Matt Anderson, M.D., MS
Assistant Professor, Department of Family and Social Medicine
The global health concentration will provide Einstein students with the opportunity to learn and practice research skills overseas, as well as to explore the social and political aspects of living and working a foreign country. The concentration will be based initially on two long-standing Einstein collaborations: with Dr. Roberto Belmar in Chile and the Clinica Familiar Luis Angel Garcia in Guatemala City. Dr. Belmar is conducting research on the epidemiology of Hanta virus and research in Guatemala is focusing on how to get AIDS patients into care earlier.
Practice and conceptualize research as an ongoing process of academic work, not a single event.
Understand both the power and limits of research in terms of improving actual health outcomes.
Use the experience of working in another country as an opportunity to critically examine both your own society as well as that of the country in which you are working.

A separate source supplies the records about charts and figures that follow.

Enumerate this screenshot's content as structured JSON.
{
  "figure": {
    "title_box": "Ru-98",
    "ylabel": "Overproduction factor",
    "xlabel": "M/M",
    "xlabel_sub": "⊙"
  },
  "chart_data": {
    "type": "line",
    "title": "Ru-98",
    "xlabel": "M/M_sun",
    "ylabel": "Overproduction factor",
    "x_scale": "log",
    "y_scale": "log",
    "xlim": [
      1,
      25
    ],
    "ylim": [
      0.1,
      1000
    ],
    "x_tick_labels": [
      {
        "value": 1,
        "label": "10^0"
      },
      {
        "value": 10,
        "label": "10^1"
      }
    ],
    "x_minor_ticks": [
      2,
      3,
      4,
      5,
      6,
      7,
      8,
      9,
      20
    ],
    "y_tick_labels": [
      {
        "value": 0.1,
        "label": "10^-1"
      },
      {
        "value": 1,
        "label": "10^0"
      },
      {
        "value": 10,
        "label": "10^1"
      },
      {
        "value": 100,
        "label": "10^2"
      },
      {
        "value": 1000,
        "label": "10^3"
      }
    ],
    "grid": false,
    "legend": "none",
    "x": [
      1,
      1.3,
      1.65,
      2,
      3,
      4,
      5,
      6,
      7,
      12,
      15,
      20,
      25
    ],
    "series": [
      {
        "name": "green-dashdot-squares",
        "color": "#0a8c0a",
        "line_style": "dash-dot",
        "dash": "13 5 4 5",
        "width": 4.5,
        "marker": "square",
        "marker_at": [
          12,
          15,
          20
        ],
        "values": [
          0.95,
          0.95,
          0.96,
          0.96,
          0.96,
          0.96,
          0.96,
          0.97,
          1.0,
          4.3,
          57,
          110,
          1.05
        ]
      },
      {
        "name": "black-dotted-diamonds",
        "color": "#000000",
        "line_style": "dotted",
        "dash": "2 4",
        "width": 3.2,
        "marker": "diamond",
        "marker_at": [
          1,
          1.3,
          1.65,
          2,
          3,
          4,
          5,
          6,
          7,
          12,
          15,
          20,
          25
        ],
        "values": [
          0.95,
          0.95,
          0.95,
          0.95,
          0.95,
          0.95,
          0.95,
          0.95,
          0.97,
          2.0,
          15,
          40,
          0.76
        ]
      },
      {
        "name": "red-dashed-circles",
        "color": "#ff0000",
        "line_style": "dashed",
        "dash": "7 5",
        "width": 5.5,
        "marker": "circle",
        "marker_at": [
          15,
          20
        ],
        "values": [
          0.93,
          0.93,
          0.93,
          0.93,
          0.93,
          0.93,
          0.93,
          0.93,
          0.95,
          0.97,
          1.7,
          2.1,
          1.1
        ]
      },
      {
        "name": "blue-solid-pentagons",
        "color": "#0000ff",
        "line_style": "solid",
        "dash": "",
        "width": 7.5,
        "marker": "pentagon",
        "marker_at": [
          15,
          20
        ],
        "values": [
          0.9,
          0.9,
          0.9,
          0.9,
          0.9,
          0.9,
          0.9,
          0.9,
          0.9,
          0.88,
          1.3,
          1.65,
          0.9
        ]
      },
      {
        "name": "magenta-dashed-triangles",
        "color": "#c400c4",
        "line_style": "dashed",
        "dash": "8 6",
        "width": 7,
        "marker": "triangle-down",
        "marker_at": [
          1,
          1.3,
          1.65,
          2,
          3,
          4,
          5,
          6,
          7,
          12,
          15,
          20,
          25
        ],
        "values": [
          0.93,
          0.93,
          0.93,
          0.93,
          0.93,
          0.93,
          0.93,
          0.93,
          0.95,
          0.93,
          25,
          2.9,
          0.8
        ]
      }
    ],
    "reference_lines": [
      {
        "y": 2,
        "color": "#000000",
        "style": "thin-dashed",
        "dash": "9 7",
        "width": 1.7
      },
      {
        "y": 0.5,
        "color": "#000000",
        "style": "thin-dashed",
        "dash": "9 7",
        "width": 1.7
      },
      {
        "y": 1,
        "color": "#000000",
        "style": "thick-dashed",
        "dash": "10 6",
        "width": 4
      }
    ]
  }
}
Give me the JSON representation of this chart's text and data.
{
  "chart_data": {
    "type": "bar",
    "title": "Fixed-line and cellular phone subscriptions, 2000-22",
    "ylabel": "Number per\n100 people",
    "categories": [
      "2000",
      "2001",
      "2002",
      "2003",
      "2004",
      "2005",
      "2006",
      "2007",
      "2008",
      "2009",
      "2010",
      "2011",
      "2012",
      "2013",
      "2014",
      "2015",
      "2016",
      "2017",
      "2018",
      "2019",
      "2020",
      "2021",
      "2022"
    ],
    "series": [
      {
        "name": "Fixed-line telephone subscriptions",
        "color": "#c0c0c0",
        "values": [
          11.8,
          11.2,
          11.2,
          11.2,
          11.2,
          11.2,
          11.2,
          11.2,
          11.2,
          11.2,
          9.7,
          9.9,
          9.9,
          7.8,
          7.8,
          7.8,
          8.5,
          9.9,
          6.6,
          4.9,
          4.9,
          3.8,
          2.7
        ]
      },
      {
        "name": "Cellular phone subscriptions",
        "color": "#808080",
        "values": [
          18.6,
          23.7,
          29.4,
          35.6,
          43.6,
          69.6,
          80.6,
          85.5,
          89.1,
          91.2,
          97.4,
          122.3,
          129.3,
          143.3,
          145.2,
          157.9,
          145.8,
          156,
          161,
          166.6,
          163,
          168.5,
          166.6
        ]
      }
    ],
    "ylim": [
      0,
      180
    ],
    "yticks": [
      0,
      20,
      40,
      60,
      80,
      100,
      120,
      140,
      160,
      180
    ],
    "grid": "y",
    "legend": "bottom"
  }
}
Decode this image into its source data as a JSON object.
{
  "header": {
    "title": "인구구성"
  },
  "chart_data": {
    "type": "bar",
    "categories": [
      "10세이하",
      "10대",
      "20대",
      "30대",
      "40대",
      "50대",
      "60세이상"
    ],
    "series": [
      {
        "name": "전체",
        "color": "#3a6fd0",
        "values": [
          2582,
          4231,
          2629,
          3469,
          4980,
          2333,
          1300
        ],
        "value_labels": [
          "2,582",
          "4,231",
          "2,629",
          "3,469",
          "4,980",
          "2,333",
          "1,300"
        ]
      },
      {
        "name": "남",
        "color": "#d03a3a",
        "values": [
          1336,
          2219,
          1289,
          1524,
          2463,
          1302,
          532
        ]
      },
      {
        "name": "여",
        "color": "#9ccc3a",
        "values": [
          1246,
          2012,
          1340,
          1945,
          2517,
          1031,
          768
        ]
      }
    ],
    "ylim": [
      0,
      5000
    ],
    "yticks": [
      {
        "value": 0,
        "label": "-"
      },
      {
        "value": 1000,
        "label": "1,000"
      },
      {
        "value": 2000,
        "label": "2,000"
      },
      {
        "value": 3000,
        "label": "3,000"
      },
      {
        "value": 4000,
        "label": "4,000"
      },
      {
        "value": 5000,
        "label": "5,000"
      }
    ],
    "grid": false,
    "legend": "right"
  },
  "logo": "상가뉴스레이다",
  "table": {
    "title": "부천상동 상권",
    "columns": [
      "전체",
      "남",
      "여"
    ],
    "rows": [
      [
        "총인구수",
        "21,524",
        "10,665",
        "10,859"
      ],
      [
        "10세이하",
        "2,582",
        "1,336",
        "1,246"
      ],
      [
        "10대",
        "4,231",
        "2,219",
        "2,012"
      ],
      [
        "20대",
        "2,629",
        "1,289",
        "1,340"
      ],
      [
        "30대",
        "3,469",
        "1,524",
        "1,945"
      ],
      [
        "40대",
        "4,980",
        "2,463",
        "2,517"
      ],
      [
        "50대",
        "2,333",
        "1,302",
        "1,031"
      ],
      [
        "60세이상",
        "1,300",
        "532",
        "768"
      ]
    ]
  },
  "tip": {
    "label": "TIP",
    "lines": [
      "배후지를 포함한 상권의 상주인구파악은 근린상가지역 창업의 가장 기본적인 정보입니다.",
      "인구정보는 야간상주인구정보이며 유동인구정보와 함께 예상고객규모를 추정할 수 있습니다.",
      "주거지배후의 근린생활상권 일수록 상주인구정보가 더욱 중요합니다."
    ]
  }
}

Understand the social implications of working in a foreign country, specifically how the involvement of North Americans can both help and hurt health systems in other countries.
Structure and Expectations
First Year: During the summer after their first year students will work in either Chile or in Guatemala as part of a research team. Prior to leaving the student will complete the CITI ethics course and meet with Dr. Anderson at least three times to discuss the project. Students have often been successful obtaining additional funding for this trip from the NYAM social medicine scholarships. At the completion of the summer it is expected that the student will participate in the preparation of a paper for publication and an abstract for submission to a conference. The student will also identify an individual project on which they will work in their fourth year.
Second Year: Students will submit their first year’s work to the GHEC global health conference and attend the conference to present their work. During second and third years we anticipate an ongoing series of mentoring sessions designed to prepare students for their fourth year project.
Third Year: Preparation for research project in the fourth year.
Fourth Year: The student will spend 2 to 3 months overseas completing a research project that has been developed with input from their host country. Students should plan on taking the Health Research Activism course. It is anticipated this project will result in an academic paper (fulfilling the requirement of the scholarly paper) and presentation at a conference.